Web chat-up impresses

I had my first experience of a customer-service "chat" channel recently, on a US-based website. Online real-time text communication with a customer serviceperson is something few if any New Zealand companies have adopted yet.

I had my first experience of a customer-service “chat” channel recently, on a US-based website. Online real-time text communication with a customer serviceperson is something few if any New Zealand companies have adopted yet. Book and video venture Flying Pig once contemplated it, but still has only a customer email facility on its site.

I was most impressed: my query (about how to terminate a subscription to the site) was met with “I can do that for you now; what is your subscription number?”

The termination was fixed inside two minutes, with an email confirmation. And no toll charges.

By contrast, on another US site, where a small payment for a report did not appear to succeed, their response to my email was to tell me the matter could only be dealt with by a long-distance voice call to their “customer service” department.

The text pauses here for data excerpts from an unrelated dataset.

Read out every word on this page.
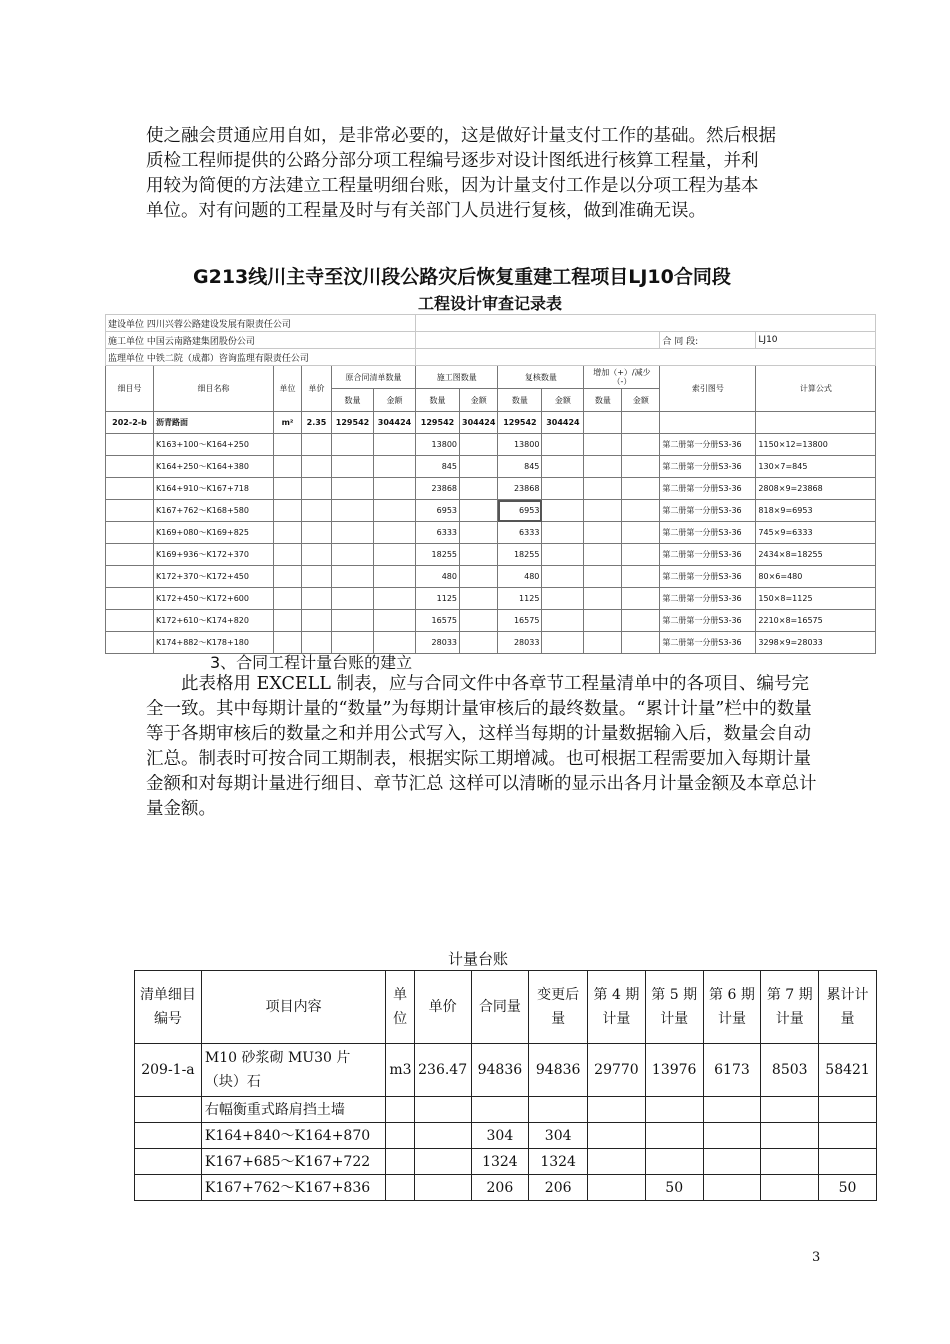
使之融会贯通应用自如，是非常必要的，这是做好计量支付工作的基础。然后根据

质检工程师提供的公路分部分项工程编号逐步对设计图纸进行核算工程量，并利

用较为简便的方法建立工程量明细台账，因为计量支付工作是以分项工程为基本

单位。对有问题的工程量及时与有关部门人员进行复核，做到准确无误。

G213线川主寺至汶川段公路灾后恢复重建工程项目LJ10合同段
工程设计审查记录表
建设单位 四川兴蓉公路建设发展有限责任公司													
施工单位 中国云南路建集团股份公司												合 同 段:	LJ10
监理单位 中铁二院（成都）咨询监理有限责任公司													
细目号	细目名称	单位	单价	原合同清单数量		施工图数量		复核数量		增加（+）/减少（-）		索引图号	计算公式
				数量	金额	数量	金额	数量	金额	数量	金额		
202-2-b	沥青路面	m²	2.35	129542	304424	129542	304424	129542	304424				
	K163+100～K164+250					13800		13800				第二册第一分册S3-36	1150×12=13800
	K164+250～K164+380					845		845				第二册第一分册S3-36	130×7=845
	K164+910～K167+718					23868		23868				第二册第一分册S3-36	2808×9=23868
	K167+762～K168+580					6953		6953				第二册第一分册S3-36	818×9=6953
	K169+080～K169+825					6333		6333				第二册第一分册S3-36	745×9=6333
	K169+936～K172+370					18255		18255				第二册第一分册S3-36	2434×8=18255
	K172+370～K172+450					480		480				第二册第一分册S3-36	80×6=480
	K172+450～K172+600					1125		1125				第二册第一分册S3-36	150×8=1125
	K172+610～K174+820					16575		16575				第二册第一分册S3-36	2210×8=16575
	K174+882～K178+180					28033		28033				第二册第一分册S3-36	3298×9=28033
3、合同工程计量台账的建立
此表格用 EXCELL 制表，应与合同文件中各章节工程量清单中的各项目、编号完全一致。其中每期计量的“数量”为每期计量审核后的最终数量。“累计计量”栏中的数量等于各期审核后的数量之和并用公式写入，这样当每期的计量数据输入后，数量会自动汇总。制表时可按合同工期制表，根据实际工期增减。也可根据工程需要加入每期计量金额和对每期计量进行细目、章节汇总 这样可以清晰的显示出各月计量金额及本章总计量金额。
计量台账
清单细目编号	项目内容	单位	单价	合同量	变更后量	第 4 期计量	第 5 期计量	第 6 期计量	第 7 期计量	累计计量
209-1-a	M10 砂浆砌 MU30 片（块）石	m3	236.47	94836	94836	29770	13976	6173	8503	58421
	右幅衡重式路肩挡土墙									
	K164+840～K164+870			304	304					
	K167+685～K167+722			1324	1324					
	K167+762～K167+836			206	206		50			50
3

Turned out they were suspicious of my using my wife’s Mastercard – for a payment of $US0.99! -- because I had overlooked the latest payment on our shared Visa, and it was being rejected. I had to drag her out of bed to come to the phone and tell them I had her permission for the transaction.

Then there was the site that I pointed out was not functioning as it evidently should for me – while users in other countries appeared to be having no problem.

This, it emerged, was a bug in their Java programs. Because I supplied them with appropriate details so they could run diagnostics, they told me how much they appreciated my help, and sent me a T-shirt advertising their operation.

Subsequently, however, service degraded in a different way. I gather there was a lot of work behind the scenes on this one, involving incompatibility between three companies’ computer systems. It was never completely solved, and they eventually rebranded the offering in an attempt to make the reduced service seem normal. An ingenious move.

So half marks for that lot; at least they tried.